Training performance: NVIDIA DGX-1 (8x V100 16GB)
Our results were obtained by running the scripts/benchmark_train.sh and scripts/benchmark_train_multi_gpu.sh benchmarking scripts in the PyTorch 21.07 NGC container on NVIDIA DGX-1 with 8x V100 16GB GPUs. Performance numbers (in molecules per millisecond) were averaged over five entire training epochs after a warmup epoch.
| GPUs | Batch size / GPU | Throughput - FP32 [mol/ms] | Throughput - mixed precision [mol/ms] | Throughput speedup (FP32 - mixed precision) | Weak scaling - FP32 | Weak scaling - mixed precision |
|---|---|---|---|---|---|---|
| 1 | 240 | 1.25 | 1.88 | 1.50x | ||
| 1 | 120 | 1.03 | 1.41 | 1.37x | ||
| 8 | 240 | 8.68 | 12.75 | 1.47x | 6.94 | 6.78 |
| 8 | 120 | 6.64 | 8.58 | 1.29x | 6.44 | 6.08 |
To achieve these same results, follow the steps in the Quick Start Guide.
Inference performance results
Inference performance: NVIDIA DGX A100 (1x A100 80GB)
Our results were obtained by running the scripts/benchmark_inference.sh inferencing benchmarking script in the PyTorch 21.07 NGC container on NVIDIA DGX A100 with 1x A100 80GB GPU.
FP16
| Batch size | Throughput Avg [mol/ms] | Latency Avg [ms] | Latency 90% [ms] | Latency 95% [ms] | Latency 99% [ms] |
|---|---|---|---|---|---|
| 1600 | 11.60 | 140.94 | 138.29 | 140.12 | 386.40 |
| 800 | 10.74 | 75.69 | 75.74 | 76.50 | 79.77 |
| 400 | 8.86 | 45.57 | 46.11 | 46.60 | 49.97 |
TF32
| Batch size | Throughput Avg [mol/ms] | Latency Avg [ms] | Latency 90% [ms] | Latency 95% [ms] | Latency 99% [ms] |
|---|---|---|---|---|---|
| 1600 | 8.58 | 189.20 | 186.39 | 187.71 | 420.28 |
| 800 | 8.28 | 97.56 | 97.20 | 97.73 | 101.13 |
| 400 | 7.55 | 53.38 | 53.72 | 54.48 | 56.62 |
To achieve these same results, follow the steps in the Quick Start Guide.
Inference performance: NVIDIA DGX-1 (1x V100 16GB)

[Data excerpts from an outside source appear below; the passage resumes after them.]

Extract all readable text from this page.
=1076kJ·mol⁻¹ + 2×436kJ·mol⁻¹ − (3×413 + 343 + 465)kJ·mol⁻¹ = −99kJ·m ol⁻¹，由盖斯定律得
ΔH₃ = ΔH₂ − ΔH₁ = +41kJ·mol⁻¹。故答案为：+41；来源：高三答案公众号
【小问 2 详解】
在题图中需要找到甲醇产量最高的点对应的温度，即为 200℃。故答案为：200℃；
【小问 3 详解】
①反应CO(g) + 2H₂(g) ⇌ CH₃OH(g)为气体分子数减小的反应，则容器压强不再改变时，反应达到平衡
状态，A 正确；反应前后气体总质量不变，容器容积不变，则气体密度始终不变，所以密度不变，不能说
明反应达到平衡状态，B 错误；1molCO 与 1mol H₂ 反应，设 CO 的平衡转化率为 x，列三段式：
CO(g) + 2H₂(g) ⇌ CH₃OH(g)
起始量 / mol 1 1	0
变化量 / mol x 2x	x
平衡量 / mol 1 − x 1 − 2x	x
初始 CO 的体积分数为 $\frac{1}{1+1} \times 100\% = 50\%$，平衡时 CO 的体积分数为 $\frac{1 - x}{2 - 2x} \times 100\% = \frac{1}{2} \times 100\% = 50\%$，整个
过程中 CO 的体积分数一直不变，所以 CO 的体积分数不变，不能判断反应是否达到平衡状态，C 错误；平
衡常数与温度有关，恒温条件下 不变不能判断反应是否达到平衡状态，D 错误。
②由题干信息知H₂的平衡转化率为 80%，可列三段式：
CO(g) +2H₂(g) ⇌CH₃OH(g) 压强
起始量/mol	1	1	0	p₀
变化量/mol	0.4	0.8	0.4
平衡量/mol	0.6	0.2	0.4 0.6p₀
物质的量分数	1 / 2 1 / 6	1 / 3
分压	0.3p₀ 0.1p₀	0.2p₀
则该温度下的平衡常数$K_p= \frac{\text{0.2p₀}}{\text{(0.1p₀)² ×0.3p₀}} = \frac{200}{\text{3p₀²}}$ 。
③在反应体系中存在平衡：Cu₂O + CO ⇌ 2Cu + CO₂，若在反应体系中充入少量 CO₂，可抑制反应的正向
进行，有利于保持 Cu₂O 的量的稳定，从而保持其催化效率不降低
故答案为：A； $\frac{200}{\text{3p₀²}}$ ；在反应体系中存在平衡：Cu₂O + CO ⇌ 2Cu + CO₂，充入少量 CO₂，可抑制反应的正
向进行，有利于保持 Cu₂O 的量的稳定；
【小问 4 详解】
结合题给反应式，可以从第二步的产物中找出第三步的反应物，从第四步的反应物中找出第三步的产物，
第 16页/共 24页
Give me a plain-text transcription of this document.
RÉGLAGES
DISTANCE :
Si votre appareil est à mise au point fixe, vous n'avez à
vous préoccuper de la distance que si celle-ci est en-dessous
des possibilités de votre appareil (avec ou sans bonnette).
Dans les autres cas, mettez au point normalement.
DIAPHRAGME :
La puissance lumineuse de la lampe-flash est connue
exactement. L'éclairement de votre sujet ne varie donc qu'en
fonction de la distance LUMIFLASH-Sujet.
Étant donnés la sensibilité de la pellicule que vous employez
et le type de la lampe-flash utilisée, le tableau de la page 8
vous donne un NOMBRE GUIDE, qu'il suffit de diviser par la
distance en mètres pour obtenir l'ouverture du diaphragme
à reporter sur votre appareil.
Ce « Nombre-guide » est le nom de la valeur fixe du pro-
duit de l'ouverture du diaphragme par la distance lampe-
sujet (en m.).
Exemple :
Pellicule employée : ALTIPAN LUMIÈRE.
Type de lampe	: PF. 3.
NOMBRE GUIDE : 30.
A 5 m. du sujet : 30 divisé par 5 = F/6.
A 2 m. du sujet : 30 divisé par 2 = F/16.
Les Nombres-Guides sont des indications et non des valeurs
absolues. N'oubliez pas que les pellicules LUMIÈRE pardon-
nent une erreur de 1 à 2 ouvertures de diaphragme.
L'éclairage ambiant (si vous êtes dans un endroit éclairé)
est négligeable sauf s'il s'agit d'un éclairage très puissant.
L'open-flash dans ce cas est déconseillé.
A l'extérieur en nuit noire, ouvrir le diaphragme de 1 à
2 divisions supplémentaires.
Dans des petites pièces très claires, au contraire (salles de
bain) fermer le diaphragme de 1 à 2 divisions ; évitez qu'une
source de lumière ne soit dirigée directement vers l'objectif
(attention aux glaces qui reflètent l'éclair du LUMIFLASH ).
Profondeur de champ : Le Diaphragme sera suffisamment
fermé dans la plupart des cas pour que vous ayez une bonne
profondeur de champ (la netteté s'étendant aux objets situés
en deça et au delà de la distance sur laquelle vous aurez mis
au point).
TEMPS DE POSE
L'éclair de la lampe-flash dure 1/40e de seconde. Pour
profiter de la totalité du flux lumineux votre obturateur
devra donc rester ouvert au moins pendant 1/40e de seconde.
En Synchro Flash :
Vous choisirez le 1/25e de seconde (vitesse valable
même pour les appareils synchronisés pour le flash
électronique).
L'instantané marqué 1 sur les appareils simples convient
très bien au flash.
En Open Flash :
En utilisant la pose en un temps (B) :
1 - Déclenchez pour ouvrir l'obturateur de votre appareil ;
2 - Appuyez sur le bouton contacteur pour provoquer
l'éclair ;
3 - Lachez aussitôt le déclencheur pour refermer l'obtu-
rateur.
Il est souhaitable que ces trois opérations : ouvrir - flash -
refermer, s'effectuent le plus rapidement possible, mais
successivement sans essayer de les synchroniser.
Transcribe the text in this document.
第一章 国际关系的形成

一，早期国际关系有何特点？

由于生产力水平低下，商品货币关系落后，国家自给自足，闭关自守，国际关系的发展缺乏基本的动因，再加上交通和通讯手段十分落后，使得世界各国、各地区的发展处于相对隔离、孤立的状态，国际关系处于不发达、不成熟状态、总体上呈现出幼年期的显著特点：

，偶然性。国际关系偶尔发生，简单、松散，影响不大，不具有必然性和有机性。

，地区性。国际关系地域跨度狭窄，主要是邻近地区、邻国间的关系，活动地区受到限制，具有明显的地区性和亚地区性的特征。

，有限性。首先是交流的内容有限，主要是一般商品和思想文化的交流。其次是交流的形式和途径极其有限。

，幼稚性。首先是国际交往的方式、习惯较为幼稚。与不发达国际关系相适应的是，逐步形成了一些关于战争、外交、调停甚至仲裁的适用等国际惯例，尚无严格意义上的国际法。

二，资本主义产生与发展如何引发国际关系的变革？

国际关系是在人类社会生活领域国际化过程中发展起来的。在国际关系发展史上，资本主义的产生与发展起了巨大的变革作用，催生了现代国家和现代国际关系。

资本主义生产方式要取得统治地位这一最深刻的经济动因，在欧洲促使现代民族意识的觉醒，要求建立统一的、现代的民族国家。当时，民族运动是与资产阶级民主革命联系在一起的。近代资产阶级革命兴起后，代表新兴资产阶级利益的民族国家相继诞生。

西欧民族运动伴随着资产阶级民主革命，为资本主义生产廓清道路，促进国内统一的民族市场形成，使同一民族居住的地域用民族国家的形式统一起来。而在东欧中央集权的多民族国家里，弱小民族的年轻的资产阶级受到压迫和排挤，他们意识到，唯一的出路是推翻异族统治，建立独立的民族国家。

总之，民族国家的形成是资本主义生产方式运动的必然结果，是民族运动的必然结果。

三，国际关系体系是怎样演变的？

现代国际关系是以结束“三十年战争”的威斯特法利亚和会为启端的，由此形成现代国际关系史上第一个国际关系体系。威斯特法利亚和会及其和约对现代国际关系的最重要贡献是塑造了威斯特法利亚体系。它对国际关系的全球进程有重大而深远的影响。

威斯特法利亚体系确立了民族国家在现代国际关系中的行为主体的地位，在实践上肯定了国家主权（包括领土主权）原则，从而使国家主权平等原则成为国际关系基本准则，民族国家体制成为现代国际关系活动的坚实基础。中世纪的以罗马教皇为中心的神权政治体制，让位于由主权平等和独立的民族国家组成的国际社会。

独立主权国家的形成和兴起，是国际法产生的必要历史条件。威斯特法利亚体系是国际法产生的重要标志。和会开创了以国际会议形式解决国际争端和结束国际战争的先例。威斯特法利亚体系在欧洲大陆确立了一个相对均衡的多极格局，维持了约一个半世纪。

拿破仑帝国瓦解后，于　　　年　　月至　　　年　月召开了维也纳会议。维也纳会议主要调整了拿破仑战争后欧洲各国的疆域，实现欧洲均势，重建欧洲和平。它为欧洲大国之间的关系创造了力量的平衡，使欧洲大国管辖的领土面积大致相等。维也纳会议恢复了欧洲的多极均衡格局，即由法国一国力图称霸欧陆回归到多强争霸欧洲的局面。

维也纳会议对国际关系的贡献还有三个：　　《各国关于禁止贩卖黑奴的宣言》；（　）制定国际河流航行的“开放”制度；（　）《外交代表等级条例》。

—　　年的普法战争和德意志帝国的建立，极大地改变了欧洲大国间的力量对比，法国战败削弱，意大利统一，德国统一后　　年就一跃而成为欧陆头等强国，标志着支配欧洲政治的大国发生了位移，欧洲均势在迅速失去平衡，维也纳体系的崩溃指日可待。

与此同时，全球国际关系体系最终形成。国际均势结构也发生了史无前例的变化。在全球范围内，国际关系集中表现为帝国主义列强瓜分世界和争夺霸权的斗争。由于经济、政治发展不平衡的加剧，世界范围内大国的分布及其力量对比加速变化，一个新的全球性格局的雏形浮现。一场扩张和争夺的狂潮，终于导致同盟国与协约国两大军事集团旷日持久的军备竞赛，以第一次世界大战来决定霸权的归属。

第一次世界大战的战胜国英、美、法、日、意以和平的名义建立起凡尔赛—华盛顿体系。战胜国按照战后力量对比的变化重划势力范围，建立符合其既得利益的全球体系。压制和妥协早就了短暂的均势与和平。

Our results were obtained by running the scripts/benchmark_inference.sh inferencing benchmarking script in the PyTorch 21.07 NGC container on NVIDIA DGX-1 with 1x V100 16GB GPU.
FP16
| Batch size | Throughput Avg [mol/ms] | Latency Avg [ms] | Latency 90% [ms] | Latency 95% [ms] | Latency 99% [ms] |
|---|---|---|---|---|---|
| 1600 | 6.42 | 254.54 | 247.97 | 249.29 | 721.15 |
| 800 | 6.13 | 132.07 | 131.90 | 132.70 | 140.15 |
| 400 | 5.37 | 75.12 | 76.01 | 76.66 | 79.90 |
FP32
| Batch size | Throughput Avg [mol/ms] | Latency Avg [ms] | Latency 90% [ms] | Latency 95% [ms] | Latency 99% [ms] |
|---|---|---|---|---|---|
| 1600 | 3.39 | 475.86 | 473.82 | 475.64 | 891.18 |
| 800 | 3.36 | 239.17 | 240.64 | 241.65 | 243.70 |
| 400 | 3.17 | 126.67 | 128.19 | 128.82 | 130.54 |
To achieve these same results, follow the steps in the Quick Start Guide.